No difference in anticipation between maternal and paternal transmission was observed.
Increasing repeat length with parent-to-child transmission has been described in several instances [Dalski et al 2024, Figueroa et al 2024, Wallenius et al 2024b] and likely explains the tendency of the disease to manifest at a younger age in children of affected parents (anticipation). Future studies may be able to determine the degree of intergenerational instability more accurately (see Molecular Genetics).
Prevalence
To date, ZFHX3 repeat expansions have been described in more than 200 affected individuals from 26 families or kindreds [Chen et al 2024, Dalski et al 2024, Figueroa et al 2024, Paucar et al 2024, Wallenius et al 2024a]. While these studies included evaluation of several large and previously described pedigrees, at least 18 probands or smaller families were identified in a relatively short time after the disease-causing genetic variants became known.
To date, all reported families with ZFHX3 GGC repeat expansions have originated from Sweden (many from the limited geographic area of Skåne, the southernmost region of Sweden) or Germany (particularly northern Germany), suggesting a founder event [Chen et al 2024, Dalski et al 2024, Figueroa et al 2024, Wallenius et al 2024a]. Likely, the founder event is the (successive) loss of the non-GGC interruptions by spontaneous mutational events over many generations [Wallenius et al 2024a]. This is compatible with the inability to establish genealogical links between the families described despite intense attempts [A Puschmann, personal observations] and the fact that members in the oldest generations of several known pedigrees remained clinically unaffected.

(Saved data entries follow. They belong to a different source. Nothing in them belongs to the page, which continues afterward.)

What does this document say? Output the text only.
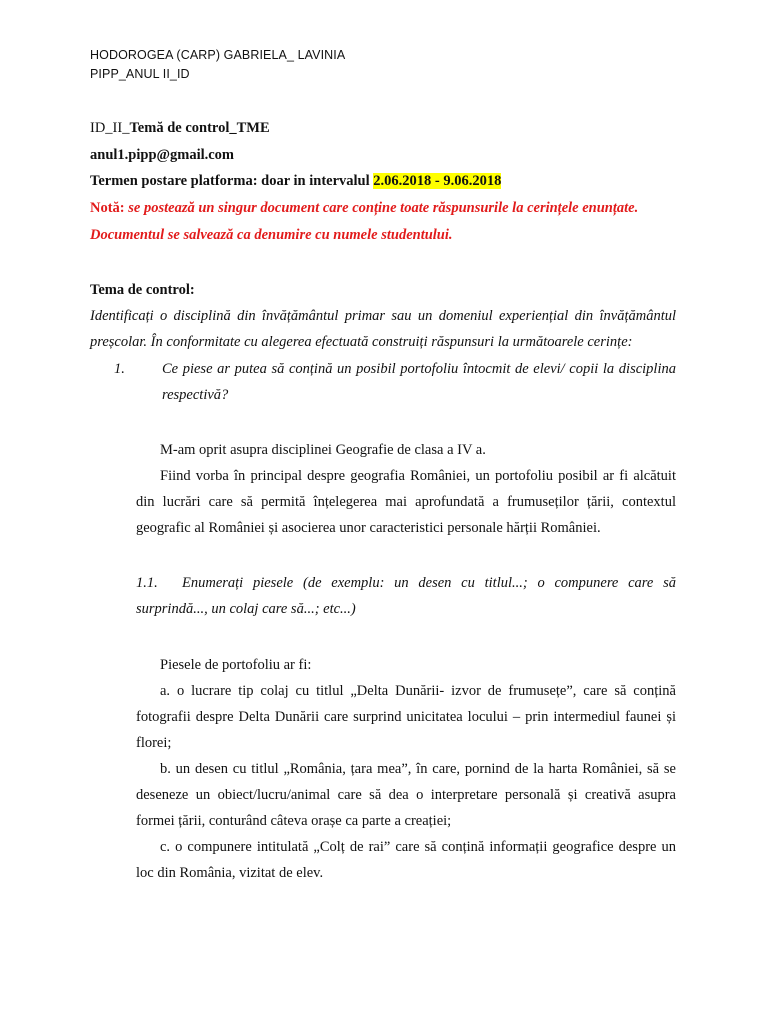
HODOROGEA (CARP) GABRIELA_ LAVINIA
PIPP_ANUL II_ID
ID_II_Temă de control_TME
anul1.pipp@gmail.com
Termen postare platforma: doar in intervalul 2.06.2018 - 9.06.2018
Notă: se postează un singur document care conține toate răspunsurile la cerințele enunțate.
Documentul se salvează ca denumire cu numele studentului.
Tema de control:
Identificați o disciplină din învățământul primar sau un domeniul experiențial din învățământul preșcolar. În conformitate cu alegerea efectuată construiți răspunsuri la următoarele cerințe:
1.	Ce piese ar putea să conțină un posibil portofoliu întocmit de elevi/ copii la disciplina respectivă?

M-am oprit asupra disciplinei Geografie de clasa a IV a.

Fiind vorba în principal despre geografia României, un portofoliu posibil ar fi alcătuit din lucrări care să permită înțelegerea mai aprofundată a frumuseților țării, contextul geografic al României și asocierea unor caracteristici personale hărții României.

1.1.	Enumerați piesele (de exemplu: un desen cu titlul...; o compunere care să surprindă..., un colaj care să...; etc...)

Piesele de portofoliu ar fi:

a. o lucrare tip colaj cu titlul „Delta Dunării- izvor de frumusețe”, care să conțină fotografii despre Delta Dunării care surprind unicitatea locului – prin intermediul faunei și florei;

b. un desen cu titlul „România, țara mea”, în care, pornind de la harta României, să se deseneze un obiect/lucru/animal care să dea o interpretare personală și creativă asupra formei țării, conturând câteva orașe ca parte a creației;

c. o compunere intitulată „Colț de rai” care să conțină informații geografice despre un loc din România, vizitat de elev.
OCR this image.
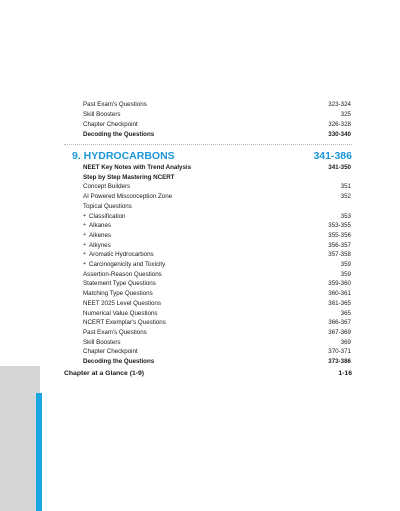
Past Exam's Questions	323-324
Skill Boosters	325
Chapter Checkpoint	326-328
Decoding the Questions	330-340
9. HYDROCARBONS	341-386
NEET Key Notes with Trend Analysis	341-350
Step by Step Mastering NCERT
Concept Builders	351
AI Powered Misconception Zone	352
Topical Questions
+ Classification	353
+ Alkanes	353-355
+ Alkenes	355-356
+ Alkynes	356-357
+ Aromatic Hydrocarbons	357-358
+ Carcinogenicity and Toxicity	359
Assertion-Reason Questions	359
Statement Type Questions	359-360
Matching Type Questions	360-361
NEET 2025 Level Questions	361-365
Numerical Value Questions	365
NCERT Exemplar's Questions	366-367
Past Exam's Questions	367-369
Skill Boosters	369
Chapter Checkpoint	370-371
Decoding the Questions	373-386
Chapter at a Glance (1-9)	1-16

No pathogenic ZFHX3 GGC repeats were found in 76 persons with undiagnosed ataxia from Brazil or in 258 persons with unexplained ataxia and 411 persons with multiple system atrophy from Hokkaido, Japan [Matsushima et al 2024, Novis et al 2024, Shirai et al 2024], indicating that SCA4 is rare in these populations.
To date, no pathogenic ZFHX3 GGC repeats have been identified in datasets of individuals with ataxia in other populations; however, information is lacking on the exact population background of these individuals.